入笠牧場その日その時

入笠牧場の花.星.動物

     ’20年「秋」(36)

2020年10月03日 | キャンプ場および宿泊施設の案内など


 曇り空の天気になってしまった。それでも、最低雲高は高く、槍や穂高などは見えていた。こういう天気の方が周囲の林や森の色彩が一段と落ち着いて見えて、この季節に相応しいと眺めている。
 朝、Ume氏、N氏が立ち寄ってくれて、先程忙しそうに帰っていった。二人が揃って写真を撮りに来たのは久しぶりのことだ。彼らによれば、100㍍ばかり標高の高いヒルデエラ(大阿原)は、ここよりか秋が進んでいるという。改めて目に入る景色を見れば、全体の色調は黄色や黄土色に変わってきた。権兵衛山も、その手前の国有林も、すっかり緑の色合いが消えてしまっている。
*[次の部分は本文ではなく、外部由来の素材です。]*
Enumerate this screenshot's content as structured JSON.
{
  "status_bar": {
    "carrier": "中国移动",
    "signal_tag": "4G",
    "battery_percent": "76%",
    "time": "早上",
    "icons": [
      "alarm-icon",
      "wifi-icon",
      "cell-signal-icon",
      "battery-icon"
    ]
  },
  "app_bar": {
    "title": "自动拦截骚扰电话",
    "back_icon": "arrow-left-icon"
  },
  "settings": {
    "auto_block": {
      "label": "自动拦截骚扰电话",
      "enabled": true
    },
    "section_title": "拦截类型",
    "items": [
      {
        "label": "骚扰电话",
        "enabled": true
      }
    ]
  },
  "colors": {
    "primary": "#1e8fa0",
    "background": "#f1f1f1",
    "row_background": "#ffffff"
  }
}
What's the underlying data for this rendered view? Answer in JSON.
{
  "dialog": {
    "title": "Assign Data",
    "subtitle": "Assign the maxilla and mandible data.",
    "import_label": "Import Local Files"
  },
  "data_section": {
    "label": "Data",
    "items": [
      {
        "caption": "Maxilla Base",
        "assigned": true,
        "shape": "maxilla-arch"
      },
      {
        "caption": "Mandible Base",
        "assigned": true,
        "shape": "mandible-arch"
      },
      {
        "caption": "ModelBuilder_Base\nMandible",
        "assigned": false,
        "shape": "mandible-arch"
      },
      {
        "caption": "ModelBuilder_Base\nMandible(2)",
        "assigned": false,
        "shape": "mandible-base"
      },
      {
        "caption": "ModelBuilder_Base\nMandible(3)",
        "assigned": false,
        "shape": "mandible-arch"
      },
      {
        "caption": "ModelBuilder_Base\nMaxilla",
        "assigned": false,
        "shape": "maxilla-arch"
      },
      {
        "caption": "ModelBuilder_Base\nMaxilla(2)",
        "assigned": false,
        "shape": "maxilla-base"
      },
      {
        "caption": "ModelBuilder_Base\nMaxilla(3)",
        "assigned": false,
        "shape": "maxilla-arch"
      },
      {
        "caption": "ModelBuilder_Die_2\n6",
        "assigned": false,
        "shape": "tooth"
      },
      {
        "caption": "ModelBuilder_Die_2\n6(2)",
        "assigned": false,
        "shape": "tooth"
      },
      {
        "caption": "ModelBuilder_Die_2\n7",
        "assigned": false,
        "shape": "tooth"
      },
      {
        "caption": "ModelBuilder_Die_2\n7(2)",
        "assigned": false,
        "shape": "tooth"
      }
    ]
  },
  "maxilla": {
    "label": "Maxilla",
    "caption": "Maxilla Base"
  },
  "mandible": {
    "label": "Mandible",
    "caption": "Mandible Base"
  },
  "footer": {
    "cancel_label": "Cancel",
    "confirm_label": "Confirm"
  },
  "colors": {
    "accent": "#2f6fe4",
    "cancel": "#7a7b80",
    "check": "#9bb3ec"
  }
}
 下牧の予定を思い違いしていた。7日だとずっと思っていたら6日だった。1日早まっただけだが、それでも気分的には少し慌てている。それに、きょうのPHのような光景がもうすぐ見られなくなるのは、やはり寂しいものだ。
 14年の牛守稼業は我が人生の職歴としてはかつて一番に長かった仕事と並び、まさかここまで続くとは思いもしなかった。しかも70歳を超えてまで。ただ、その長さの割に、牛のことをどれほど知ったかと訊かれたら、はなはだ覚束ない。むしろ、それも大したことはないが、鹿の生態の方が詳しいと言えるかも分からない。
 昨日は牛の調教、一昨日はその牛たちが失踪したかと探索、森や林の中を連日1万歩以上歩き回っている。何本か電話やメールが届いていたが、そういう場合、電波の関係などで応答ができないことはよくある。そのために心配してくれる人には有難く、また申し訳なくも思う。ところが、中には怒る人がいる。そういう人に分かってもらおうとは思わないが、多くの場合は谷の中にいたり、牛の後を必死で追いかけていたりと、他のことにかまけている余裕などない時で、知らないはずはないが本業は牛守である。キャンプであれ、小屋であれ、それらの予約と、牛の安否の重要性とを比べたら・・・、言わなくても分かるだろう。
 雨の降る日に忙しい思いをしながら外にいて、電話に応じてみれば駐車場からキャンプ場までどのくらいの距離かとの質問、そして執拗に問い続ける。訊く方にしたら至極もっともな質問だろうが、ここは設営場所によりいろいろと違いがあり、返答に窮した。まさかだが、「計りに来い!」と言ったかも知れない。

 「鳥なき里の蝙蝠」、野生化の進むに任せてここまで来た。本日はこの辺で。